We might skim over this if it weren’t for the strong scientific evidence, including figures from Forestry Tasmania’s own research, that puts clearfell burning ahead of all other Tasmanian activities, government or otherwise, in releasing carbon into the atmosphere.
We mustn’t lose sight of the good things about this valuable exercise. Equally, we can ill-afford to hide behind international instruments and official formulas if they conceal problems. If we don’t put everything on the table, who are we kidding?
Other state government climate initiatives
The Tasmanian government’s climate change program extends well beyond the departmental audit, including the following initiatives:
• The Climate Change (State Action) Act 2008 establishes an emissions target of 60 percent below 1990 levels by 2050 and provides for setting interim and sector-based targets in 2009, as well as establishing the Tasmanian Climate Action Council, to provide independent advice to the Premier and review progress towards targets.
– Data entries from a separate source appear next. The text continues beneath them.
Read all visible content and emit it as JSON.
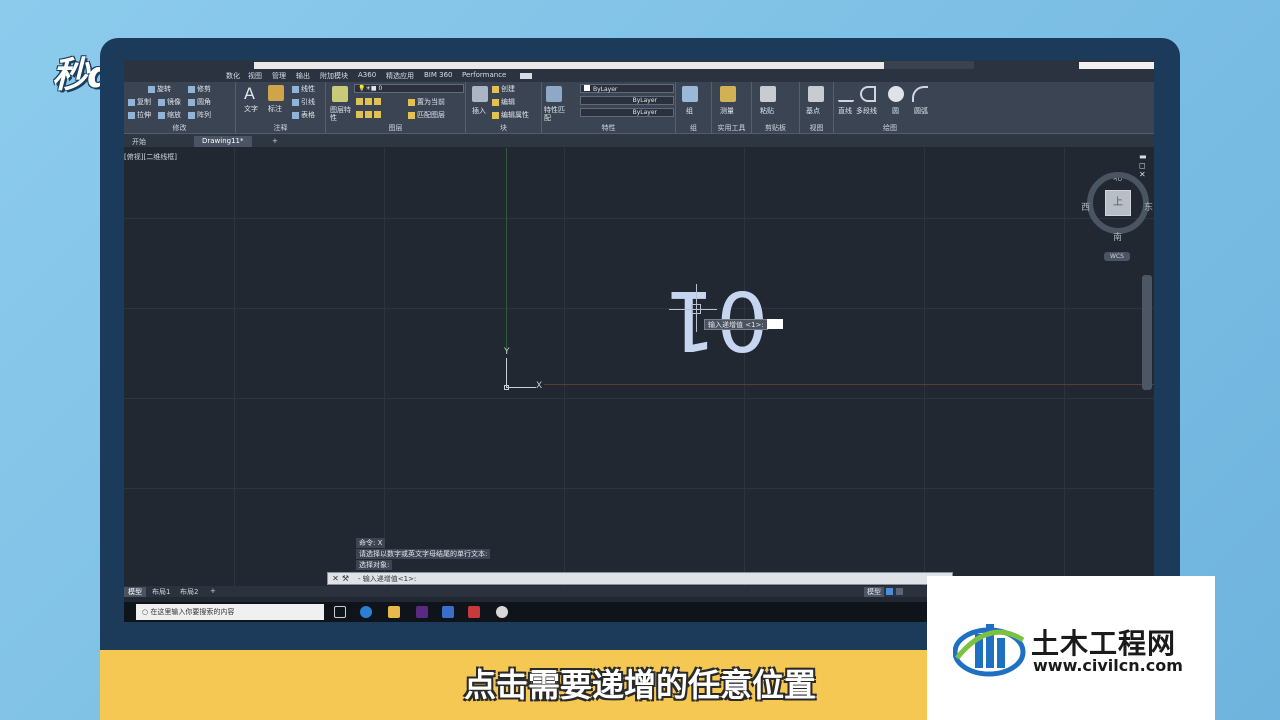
{
  "brand": {
    "logo_text": "秒dong视频"
  },
  "titlebar": {
    "search_placeholder": ""
  },
  "menu": {
    "items": [
      "数化",
      "视图",
      "管理",
      "输出",
      "附加模块",
      "A360",
      "精选应用",
      "BIM 360",
      "Performance"
    ]
  },
  "ribbon": {
    "modify": {
      "label": "修改",
      "items": [
        "旋转",
        "修剪",
        "复制",
        "镜像",
        "圆角",
        "拉伸",
        "缩放",
        "阵列"
      ]
    },
    "annotation": {
      "label": "注释",
      "items": [
        "文字",
        "标注",
        "线性",
        "引线",
        "表格"
      ]
    },
    "layers": {
      "label": "图层",
      "items": [
        "图层特性",
        "置为当前",
        "匹配图层"
      ],
      "current_layer": "0"
    },
    "block": {
      "label": "块",
      "items": [
        "插入",
        "创建",
        "编辑",
        "编辑属性"
      ]
    },
    "properties": {
      "label": "特性",
      "items": [
        "特性匹配"
      ],
      "bylayer1": "ByLayer",
      "bylayer2": "ByLayer",
      "bylayer3": "ByLayer"
    },
    "groups": {
      "label": "组",
      "items": [
        "组"
      ]
    },
    "utilities": {
      "label": "实用工具",
      "items": [
        "测量"
      ]
    },
    "clipboard": {
      "label": "剪贴板",
      "items": [
        "粘贴"
      ]
    },
    "view": {
      "label": "视图",
      "items": [
        "基点"
      ]
    },
    "draw": {
      "label": "绘图",
      "items": [
        "直线",
        "多段线",
        "圆",
        "圆弧"
      ]
    }
  },
  "tabs": [
    {
      "label": "开始"
    },
    {
      "label": "Drawing11*"
    },
    {
      "label": "+"
    }
  ],
  "viewport": {
    "view_label": "[俯视][二维线框]",
    "big_text": "01",
    "tooltip": "输入递增值 <1>:",
    "ucs_x": "X",
    "ucs_y": "Y"
  },
  "viewcube": {
    "north": "北",
    "south": "南",
    "east": "东",
    "west": "西",
    "top": "上",
    "wcs": "WCS"
  },
  "command": {
    "history": [
      "命令: X",
      "请选择以数字或英文字母结尾的单行文本:",
      "选择对象:"
    ],
    "prompt": "- 输入递增值<1>:"
  },
  "layout_tabs": [
    "模型",
    "布局1",
    "布局2",
    "+"
  ],
  "status": {
    "model_label": "模型"
  },
  "taskbar": {
    "search_placeholder": "在这里输入你要搜索的内容"
  },
  "subtitle": "点击需要递增的任意位置",
  "watermark": {
    "title": "土木工程网",
    "url": "www.civilcn.com"
  },
  "colors": {
    "accent": "#f5c753",
    "canvas": "#212832",
    "text_obj": "#c6d6f0"
  }
}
• A “wedges” analysis of the Tasmanian economy, due to be finished late next year, will identify emissions reduction opportunities across the Tasmanian economy. The Princeton University-devised approach will involve modelling future carbon emission profiles to identify the most effective reduction measures for various sectors of the economy.
• Climate Futures for Tasmania is a Tasmanian government-supported research project seeking to interpret climate projections at a local scale, so that communities, industries and individuals can use information in their local planning and adaptation actions. The project is developing tools to help assess the impact climate change will have on infrastructure.
• Climate change impact statements are to be included in all relevant cabinet papers, budget review papers and budget submissions from the start of 2009.
• Minimum feed-in tariffs, a system in which householders are paid for renewable energy generated at their home and fed into the State electricity grid, are the subject of a discussion paper released for public comment.
• Regional climate change impacts will be incorporated into planning initiatives for the north-west, north, south and east coast regions, to be completed by mid-2009.
• Development of a Passenger Transport Strategy, to start early in 2009, will include a review and forecast of passenger travel demand, taking account of carbon trading and land use change.
• A study of low-income housing energy efficiency by the University of Tasmania, to be completed by the end of this yea, will help shape Housing Tasmania’s energy efficiency training and insulation program next year.
• A Climate Change Community Grants Program, providing a total of $500,000 to support community climate change initiatives, will begin soon.
• A partnership agreement on climate change between the Tasmanian Government and the Local Government Association of Tasmania is to be completed by the end of this year.